URIP SEPISAN MATI SEPISAN (5)

Foto Hakimi Sarlan Rasyid

Dulu ia pencundang palsu karena masih bisa bersembunyi di dada kenyal wanita-wanita yang tidak mampu mengelak dari kilauan rupiah yang dihamburkannya.

Dan kini ia memulai perjalanan sebagai pecundang sejati.

Aku mengikutinya. Sekejap matapun aku tidak akan lepas.

Tengah malam ia mulai tampak lelah. Tidak ada seorangpun yang menyapanya. Apalagi kini, malam. Ia duduk dekat tiang listrik, Tidak lama ia bangkit lagi dan berjalan. Di jalan bercabang ia selalu belok kanan. Belum satupun perempatan yang dilewatinya.

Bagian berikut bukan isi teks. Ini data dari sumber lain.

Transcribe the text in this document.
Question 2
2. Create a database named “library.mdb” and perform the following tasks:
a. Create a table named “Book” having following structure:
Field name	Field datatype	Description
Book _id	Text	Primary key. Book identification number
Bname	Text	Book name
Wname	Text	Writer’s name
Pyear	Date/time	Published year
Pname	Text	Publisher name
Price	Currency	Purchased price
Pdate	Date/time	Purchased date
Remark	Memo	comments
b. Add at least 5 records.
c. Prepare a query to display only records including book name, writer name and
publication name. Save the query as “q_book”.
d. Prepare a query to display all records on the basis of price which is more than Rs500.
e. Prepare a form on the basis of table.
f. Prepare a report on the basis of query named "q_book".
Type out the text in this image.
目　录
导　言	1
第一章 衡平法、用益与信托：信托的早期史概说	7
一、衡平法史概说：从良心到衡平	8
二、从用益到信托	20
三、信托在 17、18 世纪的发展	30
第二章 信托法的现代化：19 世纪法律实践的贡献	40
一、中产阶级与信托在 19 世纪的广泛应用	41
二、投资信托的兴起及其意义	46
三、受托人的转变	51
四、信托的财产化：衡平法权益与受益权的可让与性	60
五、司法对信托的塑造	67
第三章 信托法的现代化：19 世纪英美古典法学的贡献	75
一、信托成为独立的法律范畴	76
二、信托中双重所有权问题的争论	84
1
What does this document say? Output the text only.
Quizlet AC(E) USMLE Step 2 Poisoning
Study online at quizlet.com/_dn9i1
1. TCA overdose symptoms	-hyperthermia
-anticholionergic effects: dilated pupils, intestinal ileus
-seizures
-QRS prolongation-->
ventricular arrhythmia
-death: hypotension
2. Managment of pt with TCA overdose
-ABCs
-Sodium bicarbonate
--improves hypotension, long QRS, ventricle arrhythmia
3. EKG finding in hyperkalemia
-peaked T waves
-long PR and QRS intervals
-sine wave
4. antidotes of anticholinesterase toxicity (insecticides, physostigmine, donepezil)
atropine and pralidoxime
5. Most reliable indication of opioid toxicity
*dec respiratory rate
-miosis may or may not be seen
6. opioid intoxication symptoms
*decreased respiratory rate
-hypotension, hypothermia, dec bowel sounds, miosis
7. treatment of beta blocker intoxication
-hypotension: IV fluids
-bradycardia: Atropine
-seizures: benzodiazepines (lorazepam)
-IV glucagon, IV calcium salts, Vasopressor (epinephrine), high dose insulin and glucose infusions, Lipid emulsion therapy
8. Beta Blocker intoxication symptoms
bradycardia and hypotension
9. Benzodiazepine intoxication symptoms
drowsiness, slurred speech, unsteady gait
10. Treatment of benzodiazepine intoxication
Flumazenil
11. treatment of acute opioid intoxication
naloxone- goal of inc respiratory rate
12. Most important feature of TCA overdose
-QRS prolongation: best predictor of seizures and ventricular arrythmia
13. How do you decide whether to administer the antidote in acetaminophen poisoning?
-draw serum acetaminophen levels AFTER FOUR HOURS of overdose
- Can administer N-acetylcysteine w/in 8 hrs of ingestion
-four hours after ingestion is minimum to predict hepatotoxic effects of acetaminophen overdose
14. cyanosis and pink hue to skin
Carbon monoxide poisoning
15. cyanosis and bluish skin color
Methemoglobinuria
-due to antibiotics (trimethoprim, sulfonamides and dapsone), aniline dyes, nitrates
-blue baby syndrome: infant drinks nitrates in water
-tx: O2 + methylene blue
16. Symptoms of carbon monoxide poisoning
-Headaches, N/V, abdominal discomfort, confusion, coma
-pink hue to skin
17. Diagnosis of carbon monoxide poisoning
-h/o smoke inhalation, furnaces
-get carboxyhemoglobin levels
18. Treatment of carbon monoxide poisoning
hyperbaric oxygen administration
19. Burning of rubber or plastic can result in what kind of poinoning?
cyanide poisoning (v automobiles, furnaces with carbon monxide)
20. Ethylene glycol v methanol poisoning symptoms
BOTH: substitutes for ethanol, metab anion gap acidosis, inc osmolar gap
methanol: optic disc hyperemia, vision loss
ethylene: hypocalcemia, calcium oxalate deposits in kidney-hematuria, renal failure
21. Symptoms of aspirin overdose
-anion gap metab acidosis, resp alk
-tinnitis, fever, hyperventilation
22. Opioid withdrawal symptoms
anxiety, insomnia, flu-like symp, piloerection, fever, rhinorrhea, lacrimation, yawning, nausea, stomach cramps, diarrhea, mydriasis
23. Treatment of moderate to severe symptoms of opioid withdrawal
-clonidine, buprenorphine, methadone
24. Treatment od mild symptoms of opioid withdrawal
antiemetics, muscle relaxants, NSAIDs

Seiring dengan adzan subuh ia sampai di perempatan pertama. Di salah satu sudut perempatan itu ada mushala. Ia masuk dan bersila di halaman.

Adzan selesai. Seorang lelaki berpeci haji keluar menghampirinya. Dan ia hanya berkata “allah” untuk setiap pertanyaan yang didengarnya.

Ia amsih duduk di halaman ketika para jama’ah keluar dari mushala. Tidak banyak, Semua menghampiri dan mereka hanya mendengar “allah, allah, allah.”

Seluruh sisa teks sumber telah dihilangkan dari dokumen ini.